As sharks go, it wasn’t even that big. This year’s top three winners of the Star Island Yacht Club’s Shark Tournament — the Mastropietro didn’t compete — were 453, 333 and 288 pounds respectively.

The Mastropietros landed their beast on August 8, fishing with Captain Frank Braddick, and first mate Donnie Briand on the Hurry Up. It was their first time fishing for — let alone catching — a shark. Eighteen year old Dino Mastropietro said his father, also named Dino, his Uncle Paolo and he, spelled each other as they fought the fish to the death.

Dino, who is a computer engineering student at the University of Michigan, was awestruck at what they had done. “It was a big, majestic thing,” he said. There was a lot of blood.

Dino’s younger brother Dante got a little queasy, but rough seas were to blame.

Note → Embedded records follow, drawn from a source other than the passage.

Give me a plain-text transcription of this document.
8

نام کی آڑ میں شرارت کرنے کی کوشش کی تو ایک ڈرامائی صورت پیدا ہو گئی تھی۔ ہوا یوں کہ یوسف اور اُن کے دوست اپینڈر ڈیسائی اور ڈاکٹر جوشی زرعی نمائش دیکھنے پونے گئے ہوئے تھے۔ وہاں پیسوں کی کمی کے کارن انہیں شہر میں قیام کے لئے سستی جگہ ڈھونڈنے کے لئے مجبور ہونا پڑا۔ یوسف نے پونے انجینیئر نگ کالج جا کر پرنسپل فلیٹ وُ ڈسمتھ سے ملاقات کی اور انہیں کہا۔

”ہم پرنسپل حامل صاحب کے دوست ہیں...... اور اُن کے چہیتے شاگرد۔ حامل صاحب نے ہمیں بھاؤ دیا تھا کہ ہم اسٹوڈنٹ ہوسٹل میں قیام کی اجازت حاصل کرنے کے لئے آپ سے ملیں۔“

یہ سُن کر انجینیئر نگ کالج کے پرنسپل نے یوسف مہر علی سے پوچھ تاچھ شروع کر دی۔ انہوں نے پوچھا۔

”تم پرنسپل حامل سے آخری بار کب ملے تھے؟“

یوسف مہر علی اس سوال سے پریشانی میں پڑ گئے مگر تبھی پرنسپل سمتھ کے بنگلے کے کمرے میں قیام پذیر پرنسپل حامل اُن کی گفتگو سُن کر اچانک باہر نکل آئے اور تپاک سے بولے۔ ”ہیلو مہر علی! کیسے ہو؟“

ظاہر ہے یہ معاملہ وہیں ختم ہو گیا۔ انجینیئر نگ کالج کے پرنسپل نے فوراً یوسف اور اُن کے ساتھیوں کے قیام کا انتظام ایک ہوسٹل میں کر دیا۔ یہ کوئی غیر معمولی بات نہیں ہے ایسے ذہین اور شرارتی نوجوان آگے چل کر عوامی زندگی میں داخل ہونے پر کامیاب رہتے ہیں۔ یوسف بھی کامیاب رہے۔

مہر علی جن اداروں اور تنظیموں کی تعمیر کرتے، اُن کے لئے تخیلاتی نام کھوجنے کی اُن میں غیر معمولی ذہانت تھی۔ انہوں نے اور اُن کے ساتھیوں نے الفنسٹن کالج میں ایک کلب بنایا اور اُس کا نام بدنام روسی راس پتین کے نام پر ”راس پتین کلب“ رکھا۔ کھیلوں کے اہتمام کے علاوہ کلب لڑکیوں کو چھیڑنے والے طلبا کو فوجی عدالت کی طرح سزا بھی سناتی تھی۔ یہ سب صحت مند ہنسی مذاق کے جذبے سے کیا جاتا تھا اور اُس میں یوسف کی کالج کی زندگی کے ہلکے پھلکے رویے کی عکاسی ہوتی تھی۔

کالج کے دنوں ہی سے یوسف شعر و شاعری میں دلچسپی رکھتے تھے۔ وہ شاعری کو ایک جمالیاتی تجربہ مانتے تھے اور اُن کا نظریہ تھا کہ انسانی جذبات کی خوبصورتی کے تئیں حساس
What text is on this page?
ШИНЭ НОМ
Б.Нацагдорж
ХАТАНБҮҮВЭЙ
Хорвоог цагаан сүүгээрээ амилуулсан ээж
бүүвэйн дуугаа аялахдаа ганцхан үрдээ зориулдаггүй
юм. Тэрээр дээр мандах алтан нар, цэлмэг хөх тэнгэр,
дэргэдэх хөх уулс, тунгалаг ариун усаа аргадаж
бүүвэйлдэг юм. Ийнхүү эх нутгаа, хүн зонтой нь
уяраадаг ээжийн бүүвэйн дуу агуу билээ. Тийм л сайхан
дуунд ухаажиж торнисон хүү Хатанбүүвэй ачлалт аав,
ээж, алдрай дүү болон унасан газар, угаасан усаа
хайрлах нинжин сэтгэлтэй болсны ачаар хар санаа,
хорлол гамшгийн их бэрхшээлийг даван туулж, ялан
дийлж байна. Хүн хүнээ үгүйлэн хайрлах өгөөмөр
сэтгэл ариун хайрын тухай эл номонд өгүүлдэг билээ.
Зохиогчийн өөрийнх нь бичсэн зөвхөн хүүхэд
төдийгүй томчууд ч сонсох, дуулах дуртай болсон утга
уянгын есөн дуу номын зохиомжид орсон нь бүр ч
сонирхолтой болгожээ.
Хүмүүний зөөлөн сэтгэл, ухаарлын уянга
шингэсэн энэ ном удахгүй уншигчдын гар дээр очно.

The Mastroprietros have rented on Shelter Island every summer for most of Dino’s life and his mother, Karen Pandiani has summered here for 30 years.
Dino was determined to make good use of every scrap of  thresher, snout to caudal fin. “I thought if we are going to take this thing home, we are going to honor it.”

The first beneficiary of shark largesse was the Pridwin; the Mastropietros brought in about 30 pounds of meat for the chef to cook.

As for the rest, a large extended family, and endless days of fish feasts took care of it.

They grilled shark steaks with the skin on, like swordfish, but started trimming them when the steaks warped and curled as the skin shrank on the grill. As days went by, they made shark tacos, shark po-boy’s, shark fried in olive oil and even shark ceviche.

By August 16 Shark Week at the Mastropietros was over, and all parts of the creature had been honorably dispensed. “That definitely gave me consolation,” Dino said.